Salame di Mugnano del Cardinale – In attesa del marchio IGP, si festeggiano le tradizionali operaie dei salumifici

Grande successo per la bella e riuscita manifestazione, organizzata magistralmente da Antonio Montuori, che ha visto la premiazione di una ventina di “soppressatare” che con la loro tradizionale manualità nel preparare l’impasto “a punta di coltello” (cioè tagliuzzando le carni), la perizia nel forare il budello e nel legare le “soppressate” hanno contribuito, insieme al clima particolare, a kit di microrganismi starter endemici (cfr. Diafera et. all.), alle particolari proporzioni fra i “tagli” nell’impasto, e alla tradizionale affumicatura, hanno conferito al salame di Mugnano qualità organolettiche e un gusto che l’hanno reso famoso in tutta Italia e oltre.

IL DUBBIO AMLETICO: ma si dice “SOPPRESSATE” o “SEPRESSATE”?

Questa inattesa e simpatica “querelle” mi ha ravvivato i ricordi della mia vita universitaria, quando feci la mia seconda tesi di laurea proprio sul salame di Mugnano del Cardinale, relatore il Ch.mo Prof. Donato Matassino. E ricordo, con un filo di nostalgia, le “corse” (si fa per dire) nella 126 blu del mio compianto amico Nicola Bianco, anch’egli agronomo, per raggiungere il Dipartimento di Produzione Animale della Facoltà di Agraria di Portici (Na) della Federico II di Napoli.

Anche all’epoca – stiamo nel secolo scorso – si presentò la questione di come venisse chiamata, nel nostro dialetto, la “soppressata” di Mugnano. Ma l’alternativa, ricordo, non era “sepressata” (che, a pensarci bene, ha un retrogusto barese) ma “suprussata”. Il prof. Matassino, che aveva un caratterino di tutto rispetto, ci impose – a me e a Nicola – di chiarire la questione.

Ed è ciò che facemmo: Nicola, più di me, fece un giro per tutti i salumifici di Mugnano e di Quadrelle, e per le macellerie di Mugnano, Quadrelle e Sirignano; e la proporzione fu circa il 20% “suprussata” e circa l’80% “soppressata”. “Sepressate”… nessuna!

Ma, in fin dei conti, conta la sostanza (anzi, nel caso specifico, il gusto e la qualità): il resto, per l’appunto, sono solo parole! Ma posso assicurare che nelle tesi mia e di Nicola e, se non ricordo male, anche in altri testi che ne parlavano, venivano chiamate sempre “soppressate” e, di conseguenza, le donne che le producevano si chiamano “soppressatare”.

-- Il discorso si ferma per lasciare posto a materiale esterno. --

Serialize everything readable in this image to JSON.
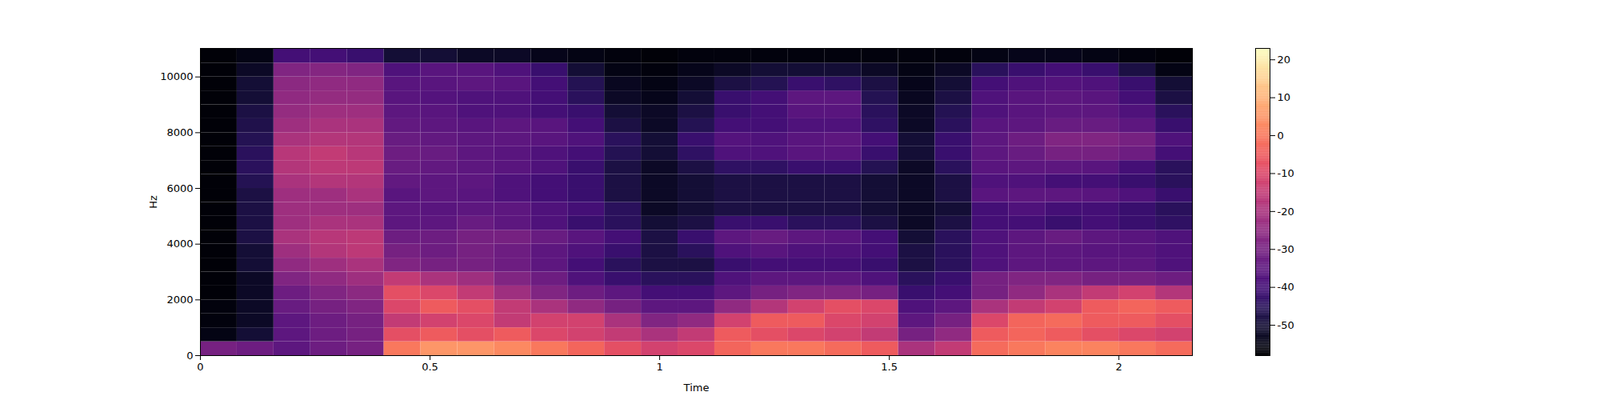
{
  "chart_data": {
    "type": "heatmap",
    "x_label": "Time",
    "y_label": "Hz",
    "xlim": [
      0,
      2.16
    ],
    "ylim": [
      0,
      11025
    ],
    "xticks": [
      0,
      0.5,
      1,
      1.5,
      2
    ],
    "yticks": [
      0,
      2000,
      4000,
      6000,
      8000,
      10000
    ],
    "color": "magma",
    "x_edges": [
      0,
      0.08,
      0.16,
      0.24,
      0.32,
      0.4,
      0.48,
      0.56,
      0.64,
      0.72,
      0.8,
      0.88,
      0.96,
      1.04,
      1.12,
      1.2,
      1.28,
      1.36,
      1.44,
      1.52,
      1.6,
      1.68,
      1.76,
      1.84,
      1.92,
      2.0,
      2.08,
      2.16
    ],
    "y_edges": [
      0,
      500,
      1000,
      1500,
      2000,
      2500,
      3000,
      3500,
      4000,
      4500,
      5000,
      5500,
      6000,
      6500,
      7000,
      7500,
      8000,
      8500,
      9000,
      9500,
      10000,
      10500,
      11025
    ],
    "cells": [
      [
        -30,
        -32,
        -35,
        -32,
        -30,
        0,
        5,
        5,
        3,
        0,
        -3,
        -8,
        -12,
        -10,
        -3,
        0,
        0,
        -2,
        -5,
        -20,
        -15,
        -2,
        0,
        2,
        2,
        0,
        -2
      ],
      [
        -55,
        -50,
        -35,
        -32,
        -30,
        -8,
        -5,
        -8,
        -5,
        -10,
        -12,
        -15,
        -20,
        -15,
        -5,
        -8,
        -10,
        -12,
        -15,
        -30,
        -25,
        -5,
        -3,
        -5,
        -8,
        -10,
        -12
      ],
      [
        -56,
        -52,
        -35,
        -32,
        -30,
        -15,
        -12,
        -10,
        -15,
        -12,
        -12,
        -20,
        -28,
        -25,
        -12,
        -5,
        -5,
        -10,
        -12,
        -35,
        -30,
        -10,
        -3,
        -2,
        -5,
        -5,
        -8
      ],
      [
        -56,
        -52,
        -33,
        -30,
        -28,
        -10,
        -5,
        -8,
        -15,
        -20,
        -25,
        -30,
        -35,
        -35,
        -25,
        -18,
        -12,
        -8,
        -10,
        -38,
        -35,
        -20,
        -15,
        -12,
        -5,
        -3,
        -5
      ],
      [
        -57,
        -52,
        -32,
        -28,
        -26,
        -8,
        -10,
        -15,
        -22,
        -28,
        -32,
        -35,
        -40,
        -40,
        -35,
        -30,
        -28,
        -28,
        -30,
        -42,
        -40,
        -30,
        -25,
        -20,
        -15,
        -12,
        -18
      ],
      [
        -57,
        -52,
        -28,
        -25,
        -22,
        -15,
        -20,
        -22,
        -28,
        -32,
        -38,
        -42,
        -45,
        -45,
        -38,
        -35,
        -35,
        -35,
        -38,
        -45,
        -42,
        -30,
        -28,
        -28,
        -30,
        -30,
        -32
      ],
      [
        -57,
        -50,
        -25,
        -22,
        -20,
        -28,
        -30,
        -30,
        -32,
        -35,
        -40,
        -45,
        -48,
        -48,
        -42,
        -40,
        -40,
        -40,
        -42,
        -48,
        -45,
        -38,
        -35,
        -35,
        -35,
        -35,
        -38
      ],
      [
        -57,
        -50,
        -22,
        -18,
        -16,
        -30,
        -32,
        -30,
        -32,
        -35,
        -38,
        -42,
        -48,
        -45,
        -38,
        -36,
        -38,
        -38,
        -40,
        -48,
        -45,
        -38,
        -35,
        -35,
        -36,
        -36,
        -38
      ],
      [
        -57,
        -48,
        -20,
        -17,
        -16,
        -32,
        -32,
        -30,
        -30,
        -33,
        -36,
        -40,
        -48,
        -42,
        -35,
        -33,
        -35,
        -36,
        -40,
        -50,
        -45,
        -38,
        -35,
        -33,
        -35,
        -36,
        -38
      ],
      [
        -57,
        -48,
        -22,
        -20,
        -20,
        -35,
        -35,
        -33,
        -35,
        -38,
        -42,
        -45,
        -50,
        -48,
        -42,
        -42,
        -45,
        -45,
        -48,
        -52,
        -48,
        -40,
        -40,
        -42,
        -40,
        -42,
        -44
      ],
      [
        -57,
        -48,
        -22,
        -22,
        -22,
        -35,
        -36,
        -35,
        -35,
        -38,
        -40,
        -45,
        -52,
        -50,
        -48,
        -48,
        -48,
        -48,
        -50,
        -52,
        -50,
        -40,
        -38,
        -40,
        -40,
        -42,
        -45
      ],
      [
        -57,
        -48,
        -22,
        -22,
        -20,
        -36,
        -35,
        -36,
        -38,
        -40,
        -42,
        -48,
        -52,
        -50,
        -48,
        -48,
        -48,
        -48,
        -50,
        -52,
        -48,
        -36,
        -35,
        -35,
        -36,
        -38,
        -42
      ],
      [
        -57,
        -46,
        -20,
        -18,
        -18,
        -34,
        -35,
        -35,
        -38,
        -40,
        -42,
        -48,
        -52,
        -50,
        -48,
        -48,
        -48,
        -48,
        -50,
        -52,
        -48,
        -38,
        -38,
        -40,
        -40,
        -42,
        -45
      ],
      [
        -57,
        -45,
        -18,
        -16,
        -16,
        -33,
        -34,
        -35,
        -36,
        -38,
        -42,
        -48,
        -52,
        -48,
        -44,
        -44,
        -42,
        -42,
        -46,
        -52,
        -45,
        -36,
        -35,
        -35,
        -36,
        -40,
        -45
      ],
      [
        -57,
        -45,
        -17,
        -15,
        -17,
        -32,
        -33,
        -35,
        -36,
        -38,
        -40,
        -46,
        -50,
        -44,
        -38,
        -38,
        -36,
        -36,
        -42,
        -50,
        -42,
        -35,
        -33,
        -30,
        -30,
        -32,
        -40
      ],
      [
        -57,
        -46,
        -20,
        -18,
        -18,
        -33,
        -34,
        -35,
        -35,
        -36,
        -38,
        -45,
        -50,
        -42,
        -37,
        -38,
        -36,
        -35,
        -40,
        -50,
        -42,
        -35,
        -32,
        -28,
        -28,
        -30,
        -38
      ],
      [
        -57,
        -47,
        -22,
        -20,
        -20,
        -34,
        -35,
        -36,
        -35,
        -36,
        -40,
        -48,
        -52,
        -46,
        -40,
        -40,
        -38,
        -38,
        -44,
        -52,
        -45,
        -36,
        -35,
        -33,
        -33,
        -35,
        -42
      ],
      [
        -57,
        -48,
        -24,
        -22,
        -22,
        -35,
        -36,
        -38,
        -38,
        -40,
        -42,
        -50,
        -52,
        -48,
        -42,
        -40,
        -36,
        -36,
        -45,
        -52,
        -46,
        -38,
        -36,
        -35,
        -35,
        -38,
        -45
      ],
      [
        -57,
        -50,
        -25,
        -24,
        -24,
        -36,
        -37,
        -38,
        -38,
        -40,
        -45,
        -52,
        -54,
        -50,
        -42,
        -40,
        -35,
        -35,
        -46,
        -53,
        -48,
        -38,
        -36,
        -35,
        -36,
        -40,
        -48
      ],
      [
        -57,
        -50,
        -26,
        -25,
        -25,
        -36,
        -36,
        -35,
        -36,
        -40,
        -46,
        -53,
        -55,
        -52,
        -48,
        -46,
        -42,
        -44,
        -48,
        -54,
        -50,
        -40,
        -38,
        -37,
        -38,
        -42,
        -50
      ],
      [
        -57,
        -52,
        -28,
        -27,
        -28,
        -38,
        -36,
        -36,
        -38,
        -42,
        -50,
        -55,
        -56,
        -54,
        -52,
        -50,
        -50,
        -50,
        -52,
        -55,
        -52,
        -45,
        -42,
        -40,
        -42,
        -48,
        -55
      ],
      [
        -57,
        -55,
        -40,
        -40,
        -42,
        -50,
        -50,
        -52,
        -52,
        -54,
        -55,
        -56,
        -57,
        -56,
        -56,
        -56,
        -56,
        -56,
        -56,
        -56,
        -56,
        -55,
        -54,
        -54,
        -55,
        -56,
        -57
      ]
    ],
    "colorbar": {
      "range": [
        -58,
        23
      ],
      "ticks": [
        -50,
        -40,
        -30,
        -20,
        -10,
        0,
        10,
        20
      ]
    }
  }
}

Ma, come dicevo, l’importante è che se ne parli…

La bella manifestazione è stata impreziosita dalla proiezione di diapositive, da cartelloni riproducenti immagini d’epoca dei tradizionali salumifici e delle instancabili e preziose “soppressatare”, provenienti un po’ da tutto il Mandamento, ma principalmente da Mugnano, Quadrelle e Sirignano, e dalla declamazione di alcune poesie, detti e ricordi legati a questo mestiere che – insieme a quello delle lavoratrici delle ciliegie solfonate – ha rappresentato, per generazioni, un’importante fonte di reddito per molte donne del Mandamento baianese.

Presenti, nella splendida location del bar‑pasticceria‑ristorante “Aragonese”, tutti i membri del Comitato Promotore del Salame di Mugnano del Cardinale IGP, con in testa il presidente Paolo Corbisiero, le “soppressatare” premiate e un gran numero di estimatori del salame mugnanese.

Sono intervenuti anche l’on. regionale Enzo Alaia, il consigliere provinciale Enrico Montanaro, il neo‑sindaco di Quadrelle Carmine Isola e, per il Comune di Mugnano, l’assessore Fulvio Litto. Tutti si sono augurati che l’iter, già avviato da tempo (si vedano gli articoli nel link qui sotto), possa concludersi al più presto con il riconoscimento del marchio IGP ai salumifici di Mugnano, Quadrelle e Baiano, ovvero: Canonico, Corbisiero, Lisa, Picariello e Schettino.